There are to be found no innovations in constitutional theory, no extension of the criteria of citizenship, no mergers of autonomy within a common Hellenism, no binding alliances, and no ideology of subordination beyond recognition of de facto sovereignty and the obvious need to preserve the safety of koinonia.”
W. G. Runciman, Doomed to extinction. The polis as an evolutionary dead-end, in: Oswyn Murray and Simon Price (eds.), The Greek City from Homer to Alexander, Oxford: Oxford University Press, 1990, p. 354.

The narrow escape from Persian domination brought the Greeks a new sense of pride in their common Hellenism. Together with this came a sober and realistic assessment of man’s place in the universe.”
Jane Sweeney, Tam Curry and Iannis Tzedakis (eds.), The Human Figure in Early Greek Art, Athens: Greek Ministry of Culture, 1988, p. 54.

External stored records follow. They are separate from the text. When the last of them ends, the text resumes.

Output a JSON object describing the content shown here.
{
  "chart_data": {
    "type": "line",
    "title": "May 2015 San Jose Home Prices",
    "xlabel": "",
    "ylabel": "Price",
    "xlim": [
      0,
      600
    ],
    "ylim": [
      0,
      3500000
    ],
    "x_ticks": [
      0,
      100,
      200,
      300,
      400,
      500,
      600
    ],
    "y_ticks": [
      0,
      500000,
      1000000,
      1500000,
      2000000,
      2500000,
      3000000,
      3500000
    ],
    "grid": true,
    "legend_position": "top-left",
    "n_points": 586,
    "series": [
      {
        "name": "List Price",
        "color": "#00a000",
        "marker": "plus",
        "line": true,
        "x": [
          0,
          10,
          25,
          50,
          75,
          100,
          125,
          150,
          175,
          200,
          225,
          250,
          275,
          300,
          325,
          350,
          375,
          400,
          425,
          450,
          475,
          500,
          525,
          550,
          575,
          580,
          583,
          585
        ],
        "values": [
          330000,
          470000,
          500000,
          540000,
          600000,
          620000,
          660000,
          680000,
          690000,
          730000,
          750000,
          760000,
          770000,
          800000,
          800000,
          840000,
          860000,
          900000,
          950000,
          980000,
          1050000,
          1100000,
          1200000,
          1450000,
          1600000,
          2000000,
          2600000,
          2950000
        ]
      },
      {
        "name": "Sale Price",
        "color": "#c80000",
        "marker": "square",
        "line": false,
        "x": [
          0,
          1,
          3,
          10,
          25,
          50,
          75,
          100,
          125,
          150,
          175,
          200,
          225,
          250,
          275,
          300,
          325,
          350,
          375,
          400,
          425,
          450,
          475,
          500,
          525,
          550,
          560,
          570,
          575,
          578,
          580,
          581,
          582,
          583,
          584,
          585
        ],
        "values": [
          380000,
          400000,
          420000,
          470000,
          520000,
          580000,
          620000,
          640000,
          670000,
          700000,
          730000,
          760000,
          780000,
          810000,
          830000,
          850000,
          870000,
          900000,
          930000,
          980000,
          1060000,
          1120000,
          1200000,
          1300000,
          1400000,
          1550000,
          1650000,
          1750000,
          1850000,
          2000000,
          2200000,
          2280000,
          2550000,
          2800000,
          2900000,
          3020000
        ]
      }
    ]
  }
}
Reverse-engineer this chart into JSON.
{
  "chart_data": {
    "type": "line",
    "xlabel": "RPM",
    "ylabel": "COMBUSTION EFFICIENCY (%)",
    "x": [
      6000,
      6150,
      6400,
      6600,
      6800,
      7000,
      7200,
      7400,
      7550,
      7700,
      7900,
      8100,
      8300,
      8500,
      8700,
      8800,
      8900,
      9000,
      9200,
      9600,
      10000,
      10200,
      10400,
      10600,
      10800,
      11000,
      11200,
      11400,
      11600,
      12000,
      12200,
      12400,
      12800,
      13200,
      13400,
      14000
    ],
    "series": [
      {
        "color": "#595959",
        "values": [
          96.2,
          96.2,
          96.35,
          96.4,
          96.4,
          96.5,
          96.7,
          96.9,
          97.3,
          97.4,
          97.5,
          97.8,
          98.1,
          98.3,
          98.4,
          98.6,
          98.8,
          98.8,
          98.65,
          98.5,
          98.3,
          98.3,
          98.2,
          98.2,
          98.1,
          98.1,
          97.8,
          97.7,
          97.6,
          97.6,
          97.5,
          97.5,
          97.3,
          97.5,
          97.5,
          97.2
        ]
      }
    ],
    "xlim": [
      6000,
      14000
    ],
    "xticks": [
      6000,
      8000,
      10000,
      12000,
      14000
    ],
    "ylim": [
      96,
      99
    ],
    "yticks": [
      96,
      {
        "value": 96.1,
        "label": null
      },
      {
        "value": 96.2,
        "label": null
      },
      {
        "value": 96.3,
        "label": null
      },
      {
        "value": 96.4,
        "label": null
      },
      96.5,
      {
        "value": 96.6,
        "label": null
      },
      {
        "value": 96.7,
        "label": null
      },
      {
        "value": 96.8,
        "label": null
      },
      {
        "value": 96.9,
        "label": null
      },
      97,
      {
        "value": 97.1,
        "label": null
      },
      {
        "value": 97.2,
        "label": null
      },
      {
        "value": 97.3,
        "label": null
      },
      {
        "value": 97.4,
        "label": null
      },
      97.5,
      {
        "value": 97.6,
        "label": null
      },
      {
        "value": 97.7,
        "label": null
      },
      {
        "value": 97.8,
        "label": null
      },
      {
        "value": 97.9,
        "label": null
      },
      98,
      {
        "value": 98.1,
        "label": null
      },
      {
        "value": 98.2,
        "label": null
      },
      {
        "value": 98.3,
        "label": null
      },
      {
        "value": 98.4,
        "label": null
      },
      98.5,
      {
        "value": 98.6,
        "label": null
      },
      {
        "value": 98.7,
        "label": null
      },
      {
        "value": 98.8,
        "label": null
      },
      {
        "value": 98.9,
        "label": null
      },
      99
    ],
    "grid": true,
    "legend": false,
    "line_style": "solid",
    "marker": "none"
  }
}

The forms of the letters in Greek inscriptions and the spelling vary according to locality, for there was diversity of alphabet and dialect in the various Greek states; that is, there were minor differences within the larger groups of Doric, Ionic, and Western. Moreover, the letters changed from period to period, and often help to place an object chronologically. In fact, in epigraphy, as in other branches of Greek art, the independence of individual states, as well as their common Hellenism, is apparent.”
Gisela M. Richter, A Handbook of Greek Art: A survey of the visual Arts of Ancient Greece, New York: Phaidon, 1969, 6th edition, p. 389.